GnuPG Project Fixes 18-Year-Old Bug
Tuesday, August 23, 2016 @ 02:08 PM gHale
The GnuPG project just fixed a critical security issue that has been around for 18 years.
The vulnerability affects the mixing functions in the RNG (random number generator) used for Libgcrypt, a core GnuPG (GPG, or Gnu Privacy Guard) library.
Felix Dörre and Vladimir Klebanov from the Karlsruhe Institute of Technology discovered the issue, tracked by the CVE-2016-6316 ID. They said an attacker who manages to obtain 4640 bits from the RNG can predict the next 160 bits of its output.
Werner Koch, GPG’s creator and main developer, said this does not weaken existing keys and recommends users not hurry to revoke existing keys.

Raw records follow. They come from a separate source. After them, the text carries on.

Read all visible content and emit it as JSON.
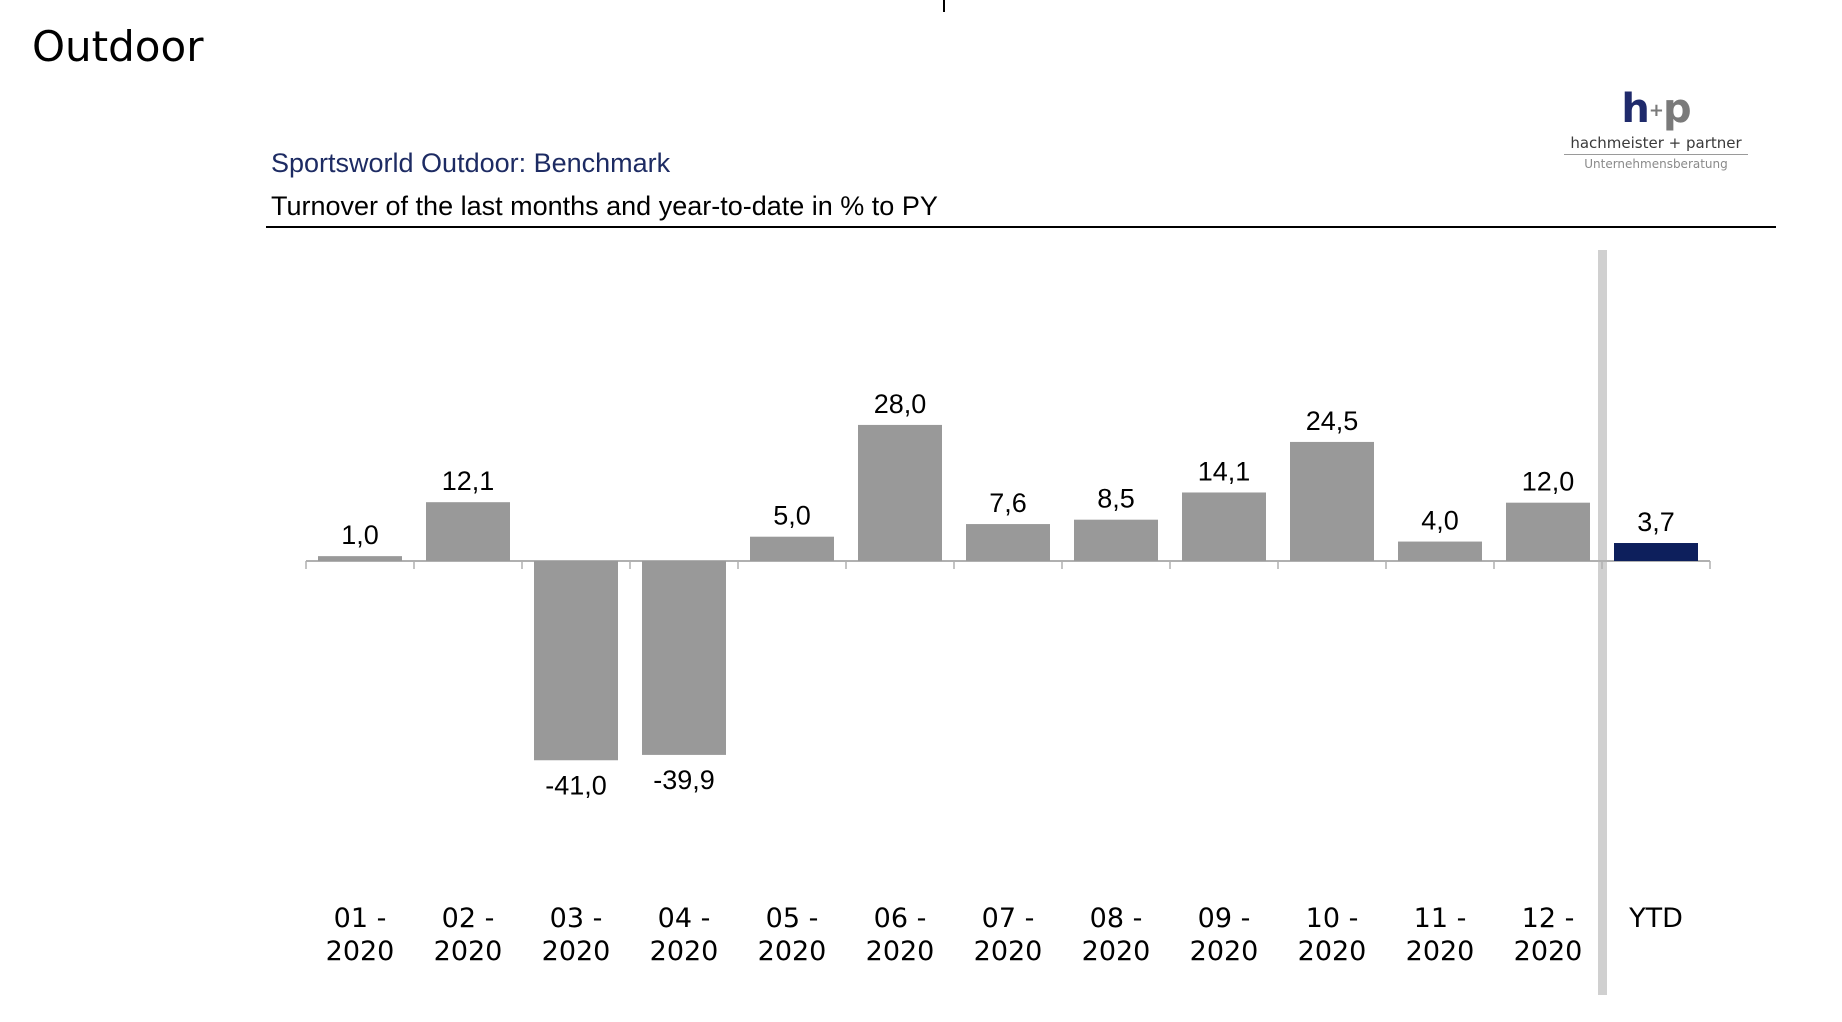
{
  "page": {
    "heading": "Outdoor"
  },
  "logo": {
    "mark_h": "h",
    "mark_plus": "+",
    "mark_p": "p",
    "name": "hachmeister + partner",
    "tagline": "Unternehmensberatung"
  },
  "colors": {
    "bar": "#999999",
    "ytd_bar": "#0d1f5c",
    "separator": "#d0d0d0",
    "title": "#1d2b63",
    "axis": "#b0b0b0"
  },
  "chart_data": {
    "type": "bar",
    "title": "Sportsworld Outdoor: Benchmark",
    "subtitle": "Turnover of the last months and year-to-date in % to PY",
    "categories": [
      [
        "01 -",
        "2020"
      ],
      [
        "02 -",
        "2020"
      ],
      [
        "03 -",
        "2020"
      ],
      [
        "04 -",
        "2020"
      ],
      [
        "05 -",
        "2020"
      ],
      [
        "06 -",
        "2020"
      ],
      [
        "07 -",
        "2020"
      ],
      [
        "08 -",
        "2020"
      ],
      [
        "09 -",
        "2020"
      ],
      [
        "10 -",
        "2020"
      ],
      [
        "11 -",
        "2020"
      ],
      [
        "12 -",
        "2020"
      ],
      [
        "YTD"
      ]
    ],
    "values": [
      1.0,
      12.1,
      -41.0,
      -39.9,
      5.0,
      28.0,
      7.6,
      8.5,
      14.1,
      24.5,
      4.0,
      12.0,
      3.7
    ],
    "value_labels": [
      "1,0",
      "12,1",
      "-41,0",
      "-39,9",
      "5,0",
      "28,0",
      "7,6",
      "8,5",
      "14,1",
      "24,5",
      "4,0",
      "12,0",
      "3,7"
    ],
    "highlight": [
      "YTD"
    ],
    "xlabel": "",
    "ylabel": "",
    "grid": false,
    "legend": "none"
  }
}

He also said it is unlikely an attacker could guess or compromise private keys generated via the DSA and ElGamel algorithms, based on existing public information.
Other applications that implement GPG or Libgcrypt should update their code, Koch said. He said all versions released before August 17 suffer from the issue on all OS platforms.
Koch released GPG/GnuPG versions 1.4.21 and 2.1.15 to address this issue. Safe Libgcrypt versions are 1.7.3, 1.6.6, and 1.5.6.
GPG/GnuPG is a software package that allows users to encrypt their communications. Users install it to encrypt email exchanges, but the base package also ends up embedded in many other products to provide encryption support.